This week, I unexpectedly found myself trying on Kate Hudson’s iconic yellow dress from “How to Lose a Guy in 10 Days,” thanks to Google’s new AI fashion experiment, Doppl. This innovative app allows users to virtually try on outfits by simply taking a full-body photo and uploading an image of the desired clothing item. Within a minute, an AI-generated digital version of yourself dons the chosen outfit, reminiscent of Alicia Silverstone’s digital closet in “Clueless.” Eager to test the app’s capabilities, I was both curious and slightly apprehensive about how accurately my digital twin would reflect my style and proportions.
Doppl, which made its debut as part of Google Labs, serves as a blend of a fashion tool and a tech experiment. Users can upload photos of any outfit they fancy, whether from online stores or thrift shops. Moreover, if users prefer not to upload their own images, they can select from a variety of preset AI models representing different body types, ages, and races. This broad inclusivity aligns with current trends towards diversity in fashion, making it accessible for a larger audience. However, Google cautions that the tool may not be perfect, acknowledging the limitations in its current capabilities, mainly focusing on tops, bottoms, and dresses, while excluding essential accessories like shoes and bags.
I was excited to try out different looks, especially from my Pinterest board titled “The Life of a Shopping Addict.” One particular outfit I aimed to replicate—a black tank top paired with a flowy skirt—left me underwhelmed when the generated image appeared instead as a short black mini dress with boots that didn’t even remotely resemble my desired look. Other tests yielded better results; for instance, when I uploaded a pair of jeans from Zara, the app surprisingly included a belt in the rendering, even though accessories are officially unsupported. This nuanced detail indicated that Doppl’s recognition capabilities might occasionally surpass expectations, even if inconsistently.
While I found that the app performs best with straightforward outfits, it struggles with more complex styles, often producing glitchy results or entirely unintended clothing configurations. When the AI succeeds, it can be convincing enough to persuade you to make a purchase, as it did with me—I ended up buying the Zara jeans. Such outcomes highlight the potential utility of the app, even if it doesn’t revolutionize the fashion industry or guarantee a doubling of sales for retailers.
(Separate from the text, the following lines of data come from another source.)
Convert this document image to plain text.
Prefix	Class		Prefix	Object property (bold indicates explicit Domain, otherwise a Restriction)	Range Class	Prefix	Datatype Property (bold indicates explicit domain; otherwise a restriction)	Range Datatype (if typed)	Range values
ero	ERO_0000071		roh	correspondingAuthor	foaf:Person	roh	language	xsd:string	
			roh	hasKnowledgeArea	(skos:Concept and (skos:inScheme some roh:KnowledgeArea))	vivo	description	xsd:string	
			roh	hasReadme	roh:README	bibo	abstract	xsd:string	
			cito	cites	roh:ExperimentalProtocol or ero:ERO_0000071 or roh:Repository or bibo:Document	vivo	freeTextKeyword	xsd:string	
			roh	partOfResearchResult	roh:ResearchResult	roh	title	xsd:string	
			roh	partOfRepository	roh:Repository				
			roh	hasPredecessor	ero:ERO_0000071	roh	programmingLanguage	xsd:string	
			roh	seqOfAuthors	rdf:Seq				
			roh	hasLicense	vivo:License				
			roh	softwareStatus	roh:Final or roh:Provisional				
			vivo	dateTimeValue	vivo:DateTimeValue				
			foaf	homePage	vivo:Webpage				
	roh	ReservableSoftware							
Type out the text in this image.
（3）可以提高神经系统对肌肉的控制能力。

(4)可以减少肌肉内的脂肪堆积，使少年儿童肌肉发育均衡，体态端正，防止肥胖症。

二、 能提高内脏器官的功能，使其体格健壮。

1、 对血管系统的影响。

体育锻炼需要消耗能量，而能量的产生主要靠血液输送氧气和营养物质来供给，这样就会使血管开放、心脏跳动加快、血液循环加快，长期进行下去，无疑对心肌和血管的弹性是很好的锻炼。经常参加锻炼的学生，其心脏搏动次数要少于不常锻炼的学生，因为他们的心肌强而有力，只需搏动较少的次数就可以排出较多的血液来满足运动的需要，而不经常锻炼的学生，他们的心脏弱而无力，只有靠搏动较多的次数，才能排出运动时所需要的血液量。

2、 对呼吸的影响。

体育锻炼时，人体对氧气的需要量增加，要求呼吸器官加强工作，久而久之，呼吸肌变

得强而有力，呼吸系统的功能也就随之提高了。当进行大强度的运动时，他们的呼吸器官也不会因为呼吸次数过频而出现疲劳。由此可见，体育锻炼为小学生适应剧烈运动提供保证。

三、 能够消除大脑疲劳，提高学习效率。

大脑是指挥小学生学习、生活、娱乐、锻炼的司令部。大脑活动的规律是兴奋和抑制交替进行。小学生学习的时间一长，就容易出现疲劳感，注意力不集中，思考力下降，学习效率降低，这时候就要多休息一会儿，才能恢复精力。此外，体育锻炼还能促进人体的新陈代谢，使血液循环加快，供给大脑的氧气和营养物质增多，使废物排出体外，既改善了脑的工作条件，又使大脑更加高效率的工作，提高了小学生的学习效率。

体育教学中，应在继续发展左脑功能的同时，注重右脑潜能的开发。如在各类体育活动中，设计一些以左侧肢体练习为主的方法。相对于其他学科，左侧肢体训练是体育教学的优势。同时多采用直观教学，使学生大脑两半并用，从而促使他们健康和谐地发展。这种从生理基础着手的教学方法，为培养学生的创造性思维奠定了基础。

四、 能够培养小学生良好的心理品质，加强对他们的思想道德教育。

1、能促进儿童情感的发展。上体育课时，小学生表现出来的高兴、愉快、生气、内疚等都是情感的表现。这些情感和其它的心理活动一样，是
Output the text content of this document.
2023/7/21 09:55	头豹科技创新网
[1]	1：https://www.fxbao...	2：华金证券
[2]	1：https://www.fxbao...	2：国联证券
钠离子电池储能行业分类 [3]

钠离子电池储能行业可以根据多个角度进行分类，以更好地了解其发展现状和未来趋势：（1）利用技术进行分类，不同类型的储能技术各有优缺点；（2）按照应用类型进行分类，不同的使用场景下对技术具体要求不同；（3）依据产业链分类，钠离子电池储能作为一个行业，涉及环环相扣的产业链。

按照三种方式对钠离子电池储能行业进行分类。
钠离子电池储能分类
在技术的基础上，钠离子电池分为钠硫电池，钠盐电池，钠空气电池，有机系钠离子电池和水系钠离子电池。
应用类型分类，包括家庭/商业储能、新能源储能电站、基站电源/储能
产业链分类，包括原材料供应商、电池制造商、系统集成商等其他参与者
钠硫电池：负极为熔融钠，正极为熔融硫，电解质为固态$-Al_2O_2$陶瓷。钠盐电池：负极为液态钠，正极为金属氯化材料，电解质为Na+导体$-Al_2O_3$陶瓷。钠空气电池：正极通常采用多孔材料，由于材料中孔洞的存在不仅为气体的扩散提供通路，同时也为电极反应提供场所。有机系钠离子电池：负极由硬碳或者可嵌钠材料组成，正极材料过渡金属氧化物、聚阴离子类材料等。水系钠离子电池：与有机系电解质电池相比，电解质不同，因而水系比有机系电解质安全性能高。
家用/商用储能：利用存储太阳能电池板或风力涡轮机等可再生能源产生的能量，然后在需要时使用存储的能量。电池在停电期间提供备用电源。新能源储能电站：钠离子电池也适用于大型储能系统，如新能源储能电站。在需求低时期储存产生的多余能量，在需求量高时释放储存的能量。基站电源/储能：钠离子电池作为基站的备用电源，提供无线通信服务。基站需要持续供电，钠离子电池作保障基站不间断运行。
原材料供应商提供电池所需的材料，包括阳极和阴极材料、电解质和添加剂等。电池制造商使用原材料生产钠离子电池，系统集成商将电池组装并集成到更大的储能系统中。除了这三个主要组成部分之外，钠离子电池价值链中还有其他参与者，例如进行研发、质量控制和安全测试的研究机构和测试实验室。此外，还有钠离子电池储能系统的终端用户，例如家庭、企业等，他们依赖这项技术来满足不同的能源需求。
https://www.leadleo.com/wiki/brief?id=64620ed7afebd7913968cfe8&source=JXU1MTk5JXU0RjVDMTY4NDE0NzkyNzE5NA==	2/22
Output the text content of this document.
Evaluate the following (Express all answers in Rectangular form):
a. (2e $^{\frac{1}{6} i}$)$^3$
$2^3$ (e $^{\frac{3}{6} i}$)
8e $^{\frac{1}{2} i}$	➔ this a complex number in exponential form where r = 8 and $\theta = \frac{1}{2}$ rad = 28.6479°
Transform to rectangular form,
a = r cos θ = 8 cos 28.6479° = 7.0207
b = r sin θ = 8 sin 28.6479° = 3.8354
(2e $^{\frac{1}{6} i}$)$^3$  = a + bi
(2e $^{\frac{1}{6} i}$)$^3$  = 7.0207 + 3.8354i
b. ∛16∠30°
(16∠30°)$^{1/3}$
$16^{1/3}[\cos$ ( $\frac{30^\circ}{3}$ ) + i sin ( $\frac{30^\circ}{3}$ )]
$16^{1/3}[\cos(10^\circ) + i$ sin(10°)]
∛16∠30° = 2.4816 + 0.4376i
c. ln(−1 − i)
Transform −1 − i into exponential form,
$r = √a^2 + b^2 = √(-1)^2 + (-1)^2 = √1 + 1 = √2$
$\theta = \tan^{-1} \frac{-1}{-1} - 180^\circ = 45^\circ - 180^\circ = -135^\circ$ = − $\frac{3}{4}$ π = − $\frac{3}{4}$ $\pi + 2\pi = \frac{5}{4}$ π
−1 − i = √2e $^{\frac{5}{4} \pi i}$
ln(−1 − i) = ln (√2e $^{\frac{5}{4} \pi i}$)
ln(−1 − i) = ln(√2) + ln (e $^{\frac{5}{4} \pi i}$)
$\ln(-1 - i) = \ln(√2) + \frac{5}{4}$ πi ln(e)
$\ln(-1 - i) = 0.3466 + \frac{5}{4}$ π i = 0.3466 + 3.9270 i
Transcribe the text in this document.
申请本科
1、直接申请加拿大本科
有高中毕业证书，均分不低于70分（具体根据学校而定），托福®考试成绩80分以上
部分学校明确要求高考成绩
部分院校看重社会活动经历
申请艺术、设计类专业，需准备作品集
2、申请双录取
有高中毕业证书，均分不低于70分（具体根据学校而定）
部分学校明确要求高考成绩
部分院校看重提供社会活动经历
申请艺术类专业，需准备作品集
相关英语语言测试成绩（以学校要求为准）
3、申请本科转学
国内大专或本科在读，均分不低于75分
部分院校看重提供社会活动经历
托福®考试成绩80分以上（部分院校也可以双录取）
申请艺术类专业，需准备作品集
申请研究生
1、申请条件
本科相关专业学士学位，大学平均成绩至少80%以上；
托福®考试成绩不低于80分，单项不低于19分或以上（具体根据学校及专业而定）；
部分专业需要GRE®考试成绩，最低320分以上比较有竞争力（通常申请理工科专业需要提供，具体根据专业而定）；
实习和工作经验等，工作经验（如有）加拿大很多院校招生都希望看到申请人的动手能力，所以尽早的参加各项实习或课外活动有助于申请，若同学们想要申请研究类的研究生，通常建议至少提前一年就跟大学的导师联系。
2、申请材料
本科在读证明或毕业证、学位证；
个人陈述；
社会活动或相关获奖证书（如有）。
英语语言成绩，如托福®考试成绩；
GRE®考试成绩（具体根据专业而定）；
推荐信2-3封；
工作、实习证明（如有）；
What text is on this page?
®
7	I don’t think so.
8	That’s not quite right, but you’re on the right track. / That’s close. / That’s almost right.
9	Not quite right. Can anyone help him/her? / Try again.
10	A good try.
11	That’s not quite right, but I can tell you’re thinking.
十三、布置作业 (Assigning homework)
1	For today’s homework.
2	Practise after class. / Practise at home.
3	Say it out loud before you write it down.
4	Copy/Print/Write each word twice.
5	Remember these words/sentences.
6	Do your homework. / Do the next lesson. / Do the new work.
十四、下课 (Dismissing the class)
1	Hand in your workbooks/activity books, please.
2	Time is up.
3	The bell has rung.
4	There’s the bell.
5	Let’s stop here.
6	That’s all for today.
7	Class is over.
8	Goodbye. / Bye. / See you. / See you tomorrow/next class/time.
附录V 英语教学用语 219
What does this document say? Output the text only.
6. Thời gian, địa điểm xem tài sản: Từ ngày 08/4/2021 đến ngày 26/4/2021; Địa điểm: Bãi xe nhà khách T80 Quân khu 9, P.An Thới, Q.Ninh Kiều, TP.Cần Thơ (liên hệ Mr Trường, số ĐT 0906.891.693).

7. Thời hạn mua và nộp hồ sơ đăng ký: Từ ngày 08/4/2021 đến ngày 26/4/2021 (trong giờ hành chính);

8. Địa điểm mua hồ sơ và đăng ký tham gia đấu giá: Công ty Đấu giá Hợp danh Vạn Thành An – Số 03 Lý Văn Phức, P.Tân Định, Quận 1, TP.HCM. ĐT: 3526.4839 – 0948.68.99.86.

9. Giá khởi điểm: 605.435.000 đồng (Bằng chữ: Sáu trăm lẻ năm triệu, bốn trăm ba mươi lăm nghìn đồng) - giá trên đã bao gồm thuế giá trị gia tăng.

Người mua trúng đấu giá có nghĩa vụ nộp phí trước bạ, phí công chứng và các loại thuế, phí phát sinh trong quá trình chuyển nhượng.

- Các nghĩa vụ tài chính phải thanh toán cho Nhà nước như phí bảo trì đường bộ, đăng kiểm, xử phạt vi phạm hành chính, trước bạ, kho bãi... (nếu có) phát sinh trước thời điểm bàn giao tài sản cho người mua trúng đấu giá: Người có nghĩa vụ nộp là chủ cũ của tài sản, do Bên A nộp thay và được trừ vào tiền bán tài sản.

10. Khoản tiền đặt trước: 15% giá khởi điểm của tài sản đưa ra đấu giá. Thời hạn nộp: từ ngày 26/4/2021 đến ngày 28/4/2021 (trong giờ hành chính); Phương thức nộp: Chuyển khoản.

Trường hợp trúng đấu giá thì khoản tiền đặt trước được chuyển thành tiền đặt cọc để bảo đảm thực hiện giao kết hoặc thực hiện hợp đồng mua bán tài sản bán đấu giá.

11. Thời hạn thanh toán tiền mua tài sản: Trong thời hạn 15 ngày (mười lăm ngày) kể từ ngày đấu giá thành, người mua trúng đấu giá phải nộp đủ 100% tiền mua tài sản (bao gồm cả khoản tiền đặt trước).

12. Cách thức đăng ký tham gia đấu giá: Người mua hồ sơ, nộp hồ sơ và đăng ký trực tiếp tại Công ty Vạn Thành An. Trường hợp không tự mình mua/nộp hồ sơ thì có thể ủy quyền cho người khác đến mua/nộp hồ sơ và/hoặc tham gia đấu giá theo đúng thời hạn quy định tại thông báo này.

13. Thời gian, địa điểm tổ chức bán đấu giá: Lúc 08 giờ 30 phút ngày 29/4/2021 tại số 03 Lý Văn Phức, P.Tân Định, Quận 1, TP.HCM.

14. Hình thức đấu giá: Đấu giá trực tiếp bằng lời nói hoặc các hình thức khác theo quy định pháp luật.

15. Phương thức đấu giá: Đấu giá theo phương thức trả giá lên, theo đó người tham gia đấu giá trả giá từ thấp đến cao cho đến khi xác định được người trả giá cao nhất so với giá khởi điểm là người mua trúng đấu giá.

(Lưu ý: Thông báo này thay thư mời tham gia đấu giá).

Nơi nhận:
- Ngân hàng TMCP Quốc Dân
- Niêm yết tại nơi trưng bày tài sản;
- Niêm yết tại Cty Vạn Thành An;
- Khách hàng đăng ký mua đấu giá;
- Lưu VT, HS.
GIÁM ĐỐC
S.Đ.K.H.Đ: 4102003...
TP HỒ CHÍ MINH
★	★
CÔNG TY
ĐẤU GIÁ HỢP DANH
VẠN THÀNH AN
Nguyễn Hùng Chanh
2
Despite its intriguing technology, Doppl is not without flaws. The absence of personalized metrics, such as height or specific body measurements, prevents users from receiving fully tailored try-on experiences, which is crucial for anyone looking for accurate fittings. Additionally, the app has age and account restrictions, confining its use to individuals over 18 with a Google account residing in the U.S. These limitations may hinder broader accessibility and usability for prospective users who would benefit from the app’s features.
In conclusion, while Doppl may not yet be capable of replacing traditional dressing rooms, its free, user-friendly design approaches the experience effectively. Whether it can ultimately instigate a trend in virtual styling or influence shopping habits remains to be seen, but it certainly provides an engaging experience that could encourage users to buy what they were already considering, reminding us that technology continues to integrate itself into our daily lives in imaginative ways.